Liquidity has also become an issue and the lack of regulation combined with price manipulation has the SEC rejecting Bitcoin ETF applications. EVM compatibility is not a reliable factor in de-risking a chain’s adoption and may in fact, increase the risk.
The biggest regulated firms have limited their offerings to Bitcoin and Ethereum and are moving slowly in expanding that footprint due to increased regulatory scrutiny. Many firms have had to slash their burn rates and focus on compliance, signaling an end to the multichain era.
DeFiLlama, a scorecard that tracks nearly 140 different chains, shows Ethereum’s dominance of the DeFi market. With its high liquidity and the familiarity of the underlying ecosystem, Ethereum is the frontrunner in the crypto asset market.
The reality of the situation is that firms can no longer ignore the challenges posed by the multichain era.

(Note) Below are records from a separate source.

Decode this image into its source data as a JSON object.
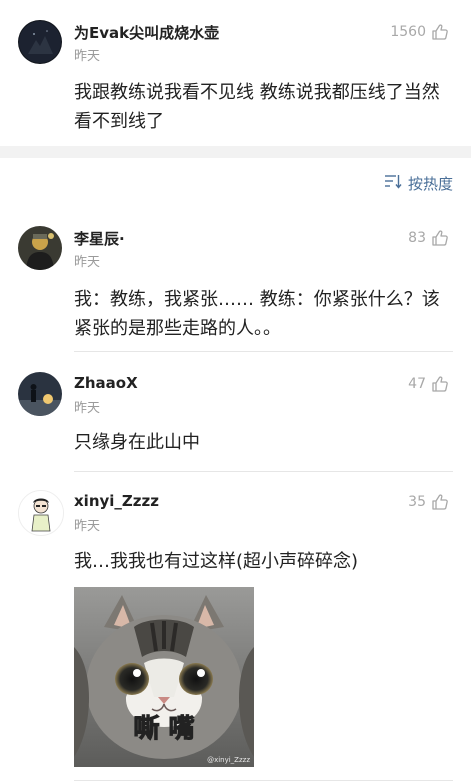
{
  "post": {
    "username": "为Evak尖叫成烧水壶",
    "time": "昨天",
    "likes": "1560",
    "content": "我跟教练说我看不见线 教练说我都压线了当然看不到线了"
  },
  "sort": {
    "label": "按热度",
    "icon": "sort-lines-icon"
  },
  "comments": [
    {
      "username": "李星辰·",
      "time": "昨天",
      "likes": "83",
      "content": "我：教练，我紧张…… 教练：你紧张什么？该紧张的是那些走路的人。。"
    },
    {
      "username": "ZhaaoX",
      "time": "昨天",
      "likes": "47",
      "content": "只缘身在此山中"
    },
    {
      "username": "xinyi_Zzzz",
      "time": "昨天",
      "likes": "35",
      "content": "我…我我也有过这样(超小声碎碎念)",
      "image_caption": "嘶 嘴",
      "image_watermark": "@xinyi_Zzzz"
    }
  ],
  "colors": {
    "link": "#4a6f98",
    "muted": "#9a9a9a",
    "separator": "#f2f2f2"
  }
}
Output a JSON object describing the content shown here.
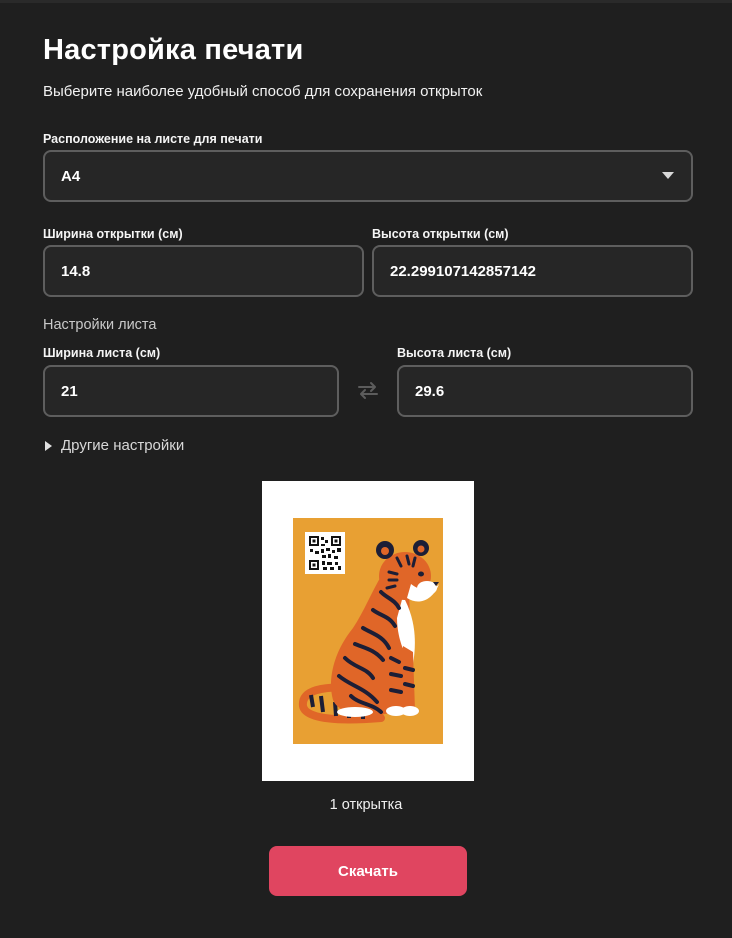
{
  "header": {
    "title": "Настройка печати",
    "subtitle": "Выберите наиболее удобный способ для сохранения открыток"
  },
  "layout_select": {
    "label": "Расположение на листе для печати",
    "value": "A4",
    "icon": "caret-down-icon"
  },
  "card_size": {
    "width_label": "Ширина открытки (см)",
    "width_value": "14.8",
    "height_label": "Высота открытки (см)",
    "height_value": "22.299107142857142"
  },
  "sheet_settings": {
    "section_label": "Настройки листа",
    "width_label": "Ширина листа (см)",
    "width_value": "21",
    "height_label": "Высота листа (см)",
    "height_value": "29.6",
    "swap_icon": "swap-arrows-icon"
  },
  "other_settings": {
    "label": "Другие настройки",
    "icon": "triangle-right-icon"
  },
  "preview": {
    "count_label": "1 открытка",
    "card_background": "#e8a033",
    "illustration": "tiger-illustration",
    "qr": "qr-code"
  },
  "actions": {
    "download_label": "Скачать",
    "accent": "#e04560"
  }
}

With all the looming regulations and costs, the blockchain market environment is undergoing a massive shift.
- Adding a new chain to a platform can cost up to $500,000
- The lack of regulation and liquidity has caused the SEC to reject Bitcoin ETF applications
- EVM compatibility may increase risk
- Biggest regulated firms are offering Bitcoin and Ethereum only
- Ethereum is the frontrunner in the DeFi market
Regulated firms are struggling to keep up with the ever-evolving blockchain network. With increasing costs and regulations, these firms have to focus more on compliance and control expenses. As a result, Ethereum has become the most dominant chain in the DeFi market.